Defesas focam em acareações para decidir futuro de caso de plano de golpe: as acareações agendadas para esta terça-feira (24) são vistas como um momento crucial pelas defesas dos réus na ação penal que apura uma tentativa de golpe de Estado no país. O objetivo central é expor contradições e, assim, fragilizar as acusações e a colaboração premiada de Mauro Cid, ex-ajudante de ordens do ex-presidente Jair Bolsonaro.

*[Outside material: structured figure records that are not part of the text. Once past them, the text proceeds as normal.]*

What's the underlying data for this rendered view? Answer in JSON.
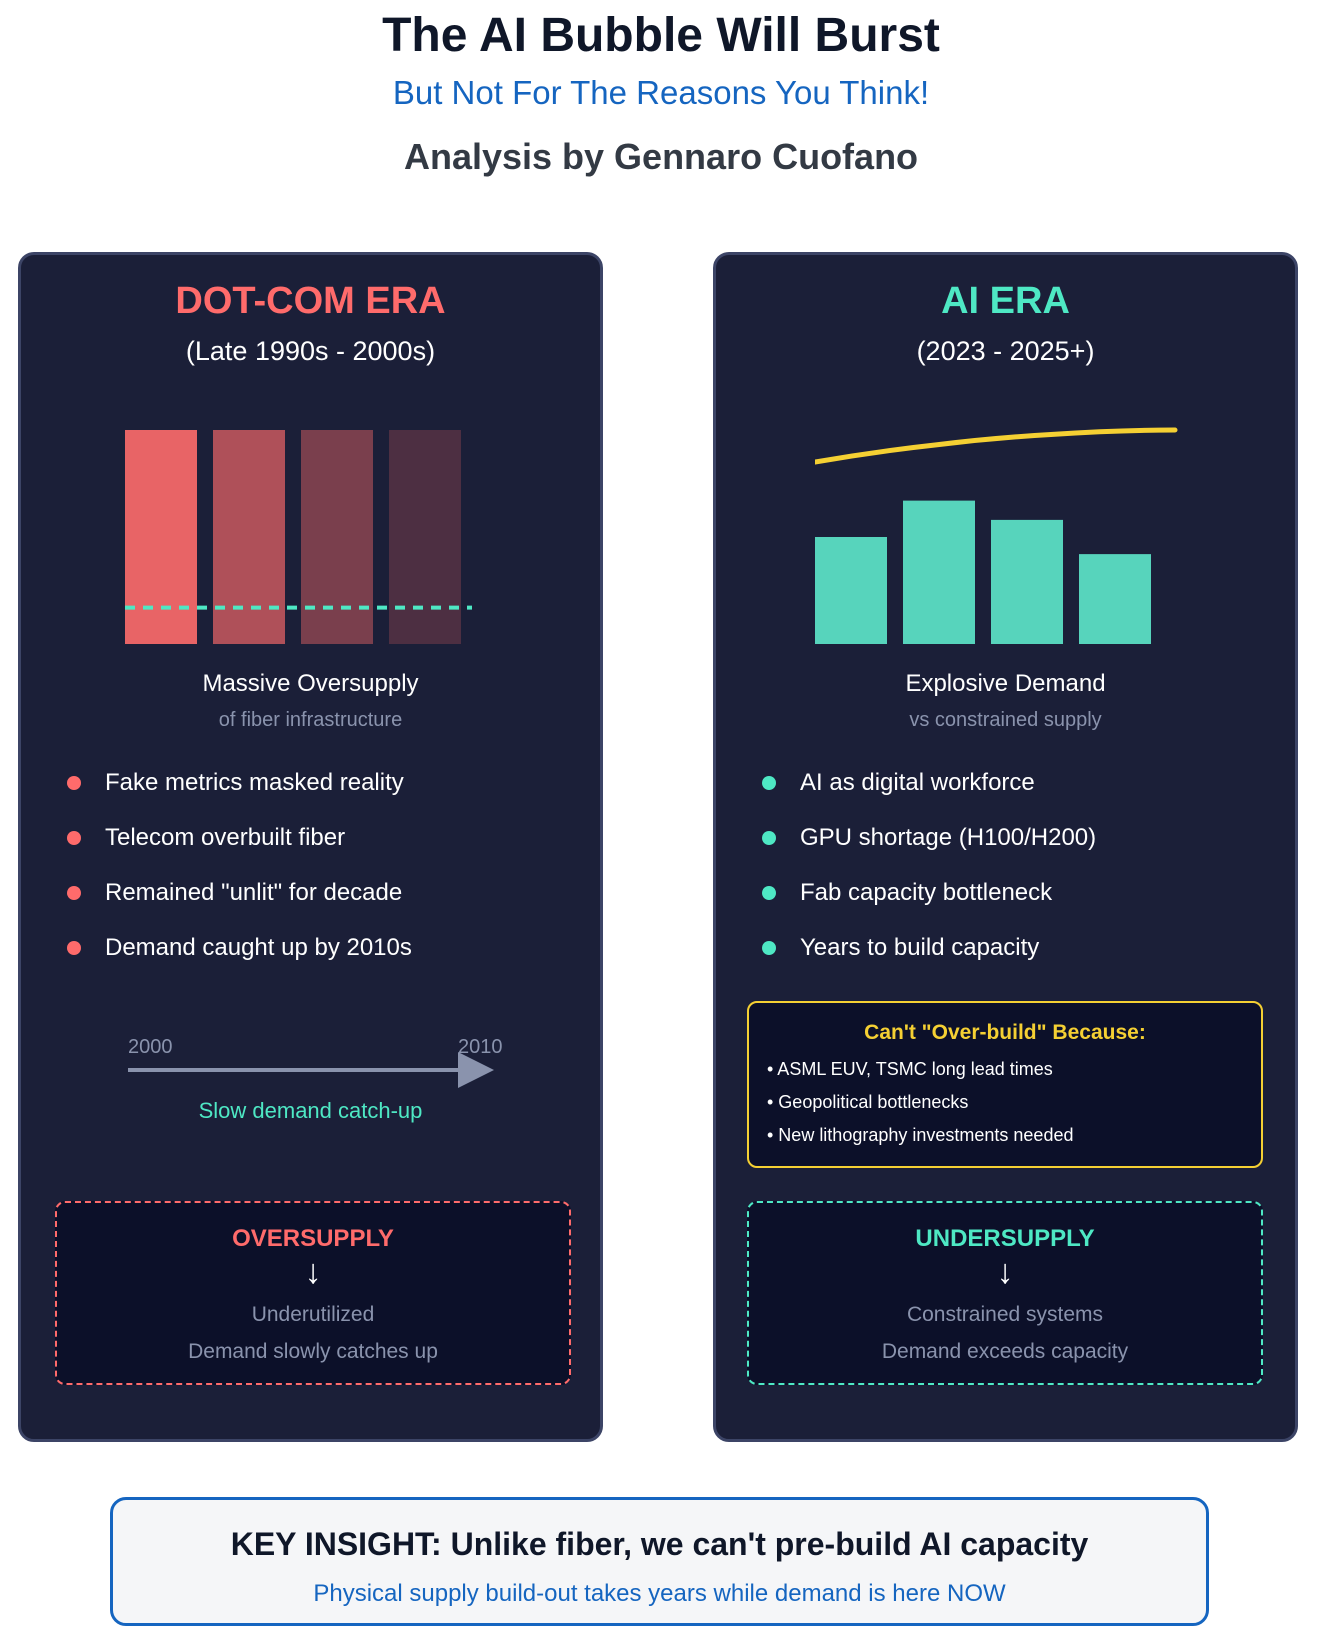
{
  "header": {
    "title": "The AI Bubble Will Burst",
    "subtitle": "But Not For The Reasons You Think!",
    "author": "Analysis by Gennaro Cuofano"
  },
  "colors": {
    "red": "#ff6b6b",
    "teal": "#4ee8c4",
    "yellow": "#f5d033",
    "panel": "#1b1f38",
    "blue": "#1565c0"
  },
  "dotcom": {
    "title": "DOT-COM ERA",
    "years": "(Late 1990s - 2000s)",
    "caption": "Massive Oversupply",
    "caption_sub": "of fiber infrastructure",
    "bullets": [
      "Fake metrics masked reality",
      "Telecom overbuilt fiber",
      "Remained \"unlit\" for decade",
      "Demand caught up by 2010s"
    ],
    "timeline": {
      "start": "2000",
      "end": "2010",
      "caption": "Slow demand catch-up"
    },
    "box": {
      "title": "OVERSUPPLY",
      "arrow": "↓",
      "line1": "Underutilized",
      "line2": "Demand slowly catches up"
    }
  },
  "ai": {
    "title": "AI ERA",
    "years": "(2023 - 2025+)",
    "caption": "Explosive Demand",
    "caption_sub": "vs constrained supply",
    "bullets": [
      "AI as digital workforce",
      "GPU shortage (H100/H200)",
      "Fab capacity bottleneck",
      "Years to build capacity"
    ],
    "constraint": {
      "title": "Can't \"Over-build\" Because:",
      "items": [
        "• ASML EUV, TSMC long lead times",
        "• Geopolitical bottlenecks",
        "• New lithography investments needed"
      ]
    },
    "box": {
      "title": "UNDERSUPPLY",
      "arrow": "↓",
      "line1": "Constrained systems",
      "line2": "Demand exceeds capacity"
    }
  },
  "insight": {
    "title": "KEY INSIGHT: Unlike fiber, we can't pre-build AI capacity",
    "subtitle": "Physical supply build-out takes years while demand is here NOW"
  },
  "chart_data": [
    {
      "type": "bar",
      "name": "dotcom-supply",
      "series": [
        {
          "name": "supply",
          "values": [
            100,
            100,
            100,
            100
          ],
          "opacity": [
            0.9,
            0.65,
            0.42,
            0.22
          ]
        },
        {
          "name": "demand-level",
          "values": [
            17
          ]
        }
      ],
      "ylim": [
        0,
        100
      ]
    },
    {
      "type": "bar",
      "name": "ai-demand",
      "series": [
        {
          "name": "capacity",
          "values": [
            50,
            67,
            58,
            42
          ]
        },
        {
          "name": "demand-curve",
          "values": [
            85,
            93,
            98,
            100
          ]
        }
      ],
      "ylim": [
        0,
        100
      ]
    }
  ]
}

No Supremo Tribunal Federal (STF), o ex-ministro da Casa Civil e da Defesa, General Walter Braga Netto, ficará frente a frente com o colaborador e também réu, Mauro Cid. Outro embate importante será entre o ex-ministro da Justiça Anderson Torres e o ex-comandante do Exército, General Marco Antônio Freire Gomes, que atua como testemunha no processo.
Defesas focam em acareações para decidir futuro de caso de plano de golpe
A acareação de Cid é considerada a de maior alcance pelas defesas dos outros réus, e seus desdobramentos podem reverberar para todos os envolvidos. O ministro Alexandre de Moraes, relator do caso, autorizou a presença dos advogados de outros réus para acompanhar essa etapa. Já a acareação de Torres, por não ter Cid como parte e por este não tê-lo incriminado, tem menor interesse para a defesa do ex-ministro da Justiça e um alcance mais restrito para os demais réus.
Importante ressaltar que, em tese, apenas os advogados participantes da acareação, o ministro Alexandre de Moraes e a Procuradoria-Geral da República (PGR) podem fazer perguntas. Não há previsão de interação direta entre os réus durante o processo. Diferentemente da fase de interrogatórios, esta etapa não será transmitida e será restrita aos advogados.
Os Confrontos Chave
Torres vs. Freire Gomes
A defesa de Anderson Torres sustenta que Freire Gomes é a única testemunha a manter a versão de que o ex-ministro teria participado de uma reunião com o ex-presidente Jair Bolsonaro e outros comandantes militares. Os advogados alegam que a testemunha, contudo, não se recorda do local, da data, dos outros participantes ou do papel de Torres nessa suposta reunião. Caso Freire Gomes insista na versão, a defesa planeja explorar essas lacunas para sublinhar as divergências.
A defesa de Torres também anexou ao processo o resultado de uma perícia técnica que comparou a minuta de decreto de estado de defesa encontrada em sua residência com outros documentos semelhantes. Para os advogados, a perícia comprova que a “minuta do Google”, achada na casa do ex-ministro, não tem relação com a “minuta do golpe” supostamente discutida com os comandantes militares.
Cid vs. Braga Netto
Dois pontos são considerados cruciais na acareação entre Mauro Cid e Braga Netto: o plano “punhal verde e amarelo”, que apresenta versões divergentes de cada um, e o episódio da entrega de dinheiro em uma caixa de vinho a Braga Netto. Cid afirma que a verba seria destinada ao financiamento dos acampamentos de manifestantes em frente ao Quartel-General do Exército.
Em seu depoimento anterior, o tenente-coronel não precisou o valor exato, mas afirmou que seria “pelo menos R$ 100 mil”. Questões como a hierarquia militar também são vistas como pontos sensíveis, dado que Braga Netto é general e Mauro Cid, tenente-coronel.